Lecture will start at 5:00 pm. Stop by earlier for an afternoon coffee. The room is located across Lemonade restaurant up the stairs.

Ali Behdad is the John Charles Hillis Professor of Literature at the University of California, Los Angeles. He is the author of Belated Travelers: Orientalism in the Age of Colonial Dissolution and A Forgetful Nation: On Immigration and Cultural Identity in the United States.

In his latest book, "Camera Orientalis: Reflections on Photography of the Middle East" (University of Chicago Press), considering a range of Western and Middle Eastern archival material from the late nineteenth and early twentieth centuries, he offers a rich account of how photography transformed Europe’s distinctly Orientalist vision into what seemed objective fact, a transformation that proved central to the project of European colonialism. At the same time, Orientalism was useful for photographers from both regions, as it gave them a set of conventions by which to frame exotic Middle Eastern cultures for Western audiences. Behdad also shows how Middle Eastern audiences embraced photography as a way to foreground status and patriarchal values while also exoticizing other social classes.

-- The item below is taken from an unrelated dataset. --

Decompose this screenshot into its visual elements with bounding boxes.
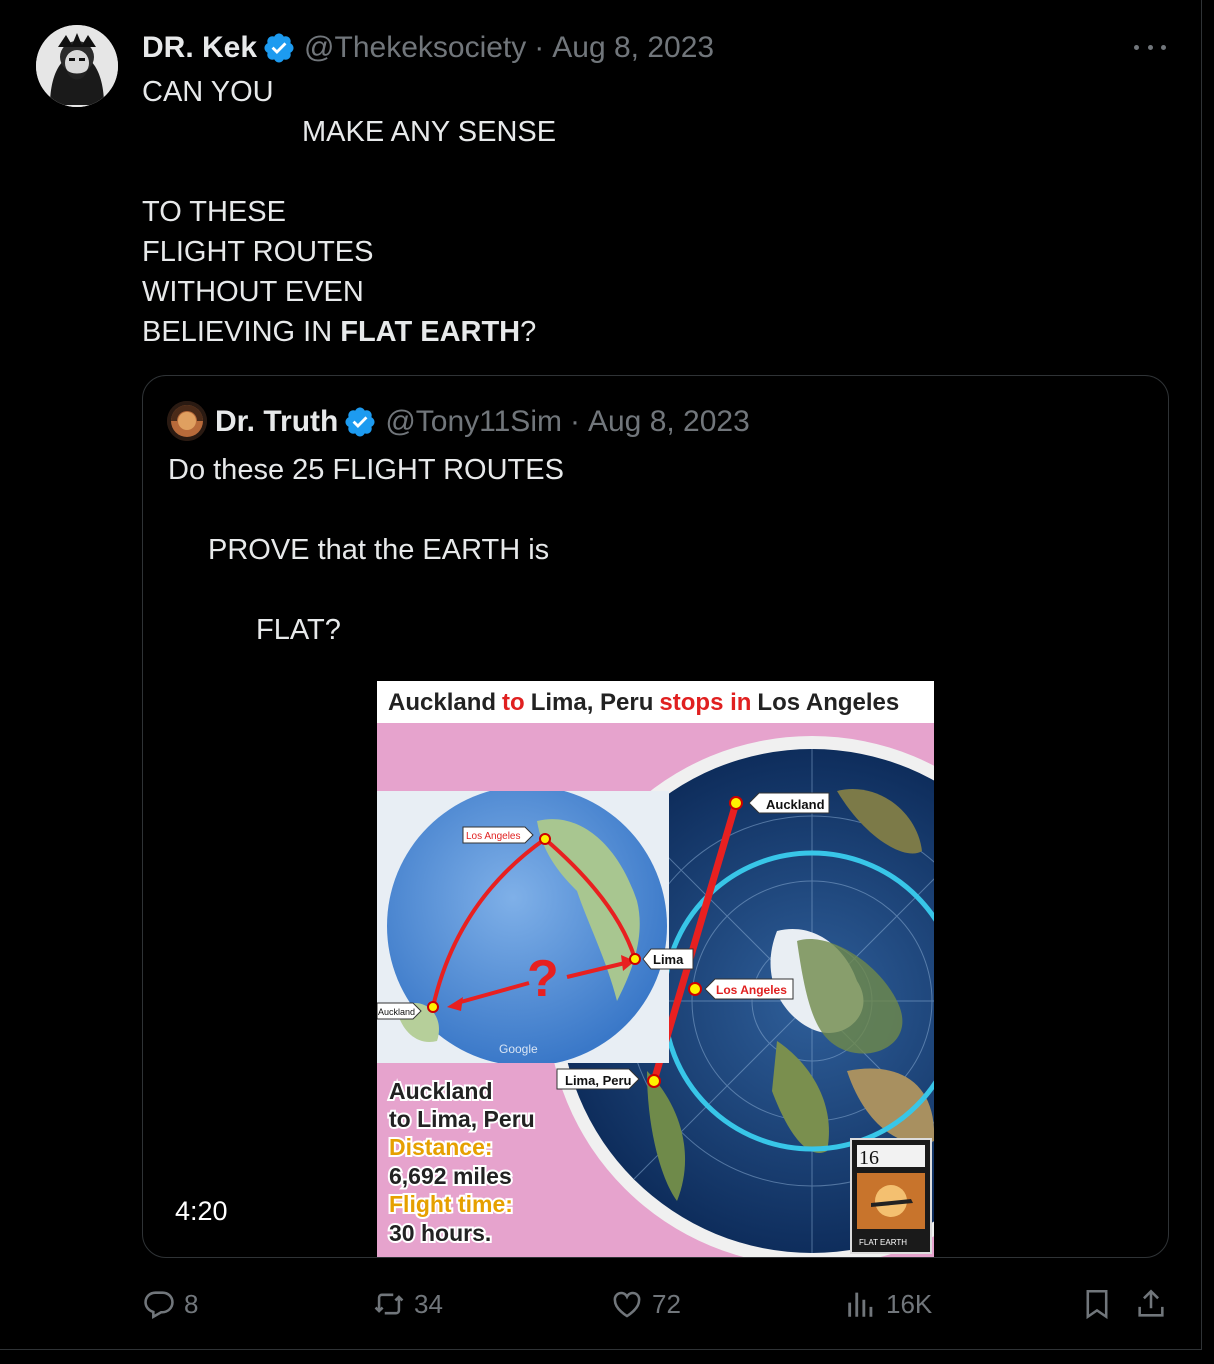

In this lecture, Professor Behdad will screen a wide range of images, from late Qajar-era photographs by professional studios and amateur practitioners to contemporary works by such artists as Bahman Jalali and Shadi Ghadirian, to show, on the one hand, how middle and upper-class men in the late nineteenth and early twentieth century embraced photography to foreground their social status and patriarchal values, while engaging in what one might call “photo-exoticism,” and how, on the other hand, the works of contemporary artists who deconstruct this patriarchal and exoticist tradition are inadvertently implicated in what he describes as “neo-Orientalism,” that is a mode of representation that perpetuates many of the old stereotypes of the Middle East through what on the surface seems a sympathetic liberal discourse.